My modelling always allowed for the net accumulation of sludge (it undergoes anaerobic digestion in the sludge layer), as that reduces the active treatment volume, but this is a different effect.  

There hasn’t been any work that I consider good on that since the work by Parker, Skerry, Griggs, and Humphries at Shepperton - which was clearly flawed, as it didn’t set an upper limit on how much sludge is the upper limit (it concluded that “more sludge is better” – which is clearly absurd, as if the lagoon is full of sludge  then the influent just skates over and goes out untreated)

The other aspect that is over-simplified is the effect of the depth of the active (treatment, or liquor - noting anoxic and anaerobic treatment is real) zone.

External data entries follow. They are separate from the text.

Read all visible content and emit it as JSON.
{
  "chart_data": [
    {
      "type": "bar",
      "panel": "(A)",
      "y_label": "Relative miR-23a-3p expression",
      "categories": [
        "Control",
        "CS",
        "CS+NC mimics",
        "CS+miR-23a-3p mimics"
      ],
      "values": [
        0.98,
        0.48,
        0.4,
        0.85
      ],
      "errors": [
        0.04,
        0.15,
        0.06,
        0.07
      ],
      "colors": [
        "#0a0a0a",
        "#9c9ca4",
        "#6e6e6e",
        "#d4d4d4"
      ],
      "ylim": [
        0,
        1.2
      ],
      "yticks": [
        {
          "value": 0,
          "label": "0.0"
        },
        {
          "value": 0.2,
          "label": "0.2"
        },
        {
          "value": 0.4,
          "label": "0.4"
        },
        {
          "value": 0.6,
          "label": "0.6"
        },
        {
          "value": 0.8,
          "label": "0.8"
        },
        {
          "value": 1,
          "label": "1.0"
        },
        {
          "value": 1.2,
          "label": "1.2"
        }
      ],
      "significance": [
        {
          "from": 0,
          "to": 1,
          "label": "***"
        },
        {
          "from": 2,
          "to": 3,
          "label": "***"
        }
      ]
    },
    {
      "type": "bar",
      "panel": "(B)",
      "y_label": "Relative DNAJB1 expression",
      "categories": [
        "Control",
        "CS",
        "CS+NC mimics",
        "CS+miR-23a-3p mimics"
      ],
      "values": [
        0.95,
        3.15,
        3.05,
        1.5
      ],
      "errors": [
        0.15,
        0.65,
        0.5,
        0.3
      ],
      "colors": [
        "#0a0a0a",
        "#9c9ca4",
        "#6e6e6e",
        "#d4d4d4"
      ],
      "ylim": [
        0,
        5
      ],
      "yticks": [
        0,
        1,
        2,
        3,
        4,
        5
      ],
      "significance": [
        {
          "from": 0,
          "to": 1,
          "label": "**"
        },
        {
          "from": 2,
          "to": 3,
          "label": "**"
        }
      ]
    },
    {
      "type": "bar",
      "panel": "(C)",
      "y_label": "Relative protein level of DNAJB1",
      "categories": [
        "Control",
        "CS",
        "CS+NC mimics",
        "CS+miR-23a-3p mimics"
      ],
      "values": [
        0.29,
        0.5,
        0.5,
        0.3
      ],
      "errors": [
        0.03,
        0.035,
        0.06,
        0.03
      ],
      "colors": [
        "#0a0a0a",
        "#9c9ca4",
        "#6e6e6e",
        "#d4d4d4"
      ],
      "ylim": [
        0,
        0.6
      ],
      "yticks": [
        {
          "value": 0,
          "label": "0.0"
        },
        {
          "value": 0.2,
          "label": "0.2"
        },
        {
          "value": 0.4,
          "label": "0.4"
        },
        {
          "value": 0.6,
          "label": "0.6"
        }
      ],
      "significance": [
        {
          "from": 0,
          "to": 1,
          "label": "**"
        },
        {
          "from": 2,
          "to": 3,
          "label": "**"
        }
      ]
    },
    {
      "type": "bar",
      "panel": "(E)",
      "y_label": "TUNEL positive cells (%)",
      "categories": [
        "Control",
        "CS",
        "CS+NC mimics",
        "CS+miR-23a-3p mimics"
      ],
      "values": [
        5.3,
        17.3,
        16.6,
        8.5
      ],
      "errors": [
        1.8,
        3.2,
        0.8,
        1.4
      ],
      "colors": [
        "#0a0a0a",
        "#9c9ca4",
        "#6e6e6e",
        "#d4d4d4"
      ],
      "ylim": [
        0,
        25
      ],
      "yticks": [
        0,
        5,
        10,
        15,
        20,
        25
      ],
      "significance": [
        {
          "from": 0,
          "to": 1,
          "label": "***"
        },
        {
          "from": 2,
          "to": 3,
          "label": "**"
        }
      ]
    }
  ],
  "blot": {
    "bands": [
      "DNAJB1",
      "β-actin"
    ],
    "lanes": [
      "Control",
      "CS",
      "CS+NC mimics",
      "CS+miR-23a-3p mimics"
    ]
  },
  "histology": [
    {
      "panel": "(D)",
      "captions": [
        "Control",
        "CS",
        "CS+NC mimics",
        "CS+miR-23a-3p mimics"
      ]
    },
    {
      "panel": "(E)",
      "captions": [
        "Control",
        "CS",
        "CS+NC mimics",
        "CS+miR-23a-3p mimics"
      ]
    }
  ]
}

That has to be of adequate depth to, for instance, provide adequate contact time for odorous gases released from the sludge layer (if the two main anaerobic processes are out of balance) to be oxidised.  

Now, research tends
to focus on what is thought to be of interest / most potential value, or can get funding, which results in a bias towards higher tech options, and what is viewed as simpler tech, such as lagoons (although many people were surprised by the number of equations and the interactivity of my [spreadsheet] models), gets overlooked - despite the real life cost and operational advantages of that for many circumstances (especially agricultural reuse of effluent, cash-strapped water authorities, or plants in areas that cannot support the operational demands of higher tech plants)

There is also a clear bias that leads to many people underestimating the complexity of lagoons (which is not helped by me finding that complexity easy to understand and work with - and interesting).  

There are other problems with research in the modern world around IP and ownership of data. 

Bliss was able to use data from the existing plants in the 1960s to undertake his work (and some water authorities make their data available for specific projects), but, in general, the commercialisation/privatisation of wastewater treatment has made that difficult. 

So the other option is to consider doing brand new research - such as, say ... having a series of small (field trial scale) lagoons side by side to examine issues such as: 

  • the optimum depth of sludge; 
  • treatment in non-aerobic liquor layers; 
  • the effect of depth (including measuring gas concentrations at differing depths)
  • the effect of latitude; 
  • better capture of nuance (especially around generation/capture of VSS, and capture of NVSS);
  • temperature (noting that treatment of organic matter is mildly exothermic)
  • mixing/flow options (CFD does not account for the active process interactions of the sludge layer)
  • etc. 

And, most important of all, these would have to be continued for at least one normal sludge accumulation/desludging cycle - ideally well into the second cycle to enable comparison of new commissioning versus performance after desludging. 

 

So ... food for thought, and maybe research, perhaps.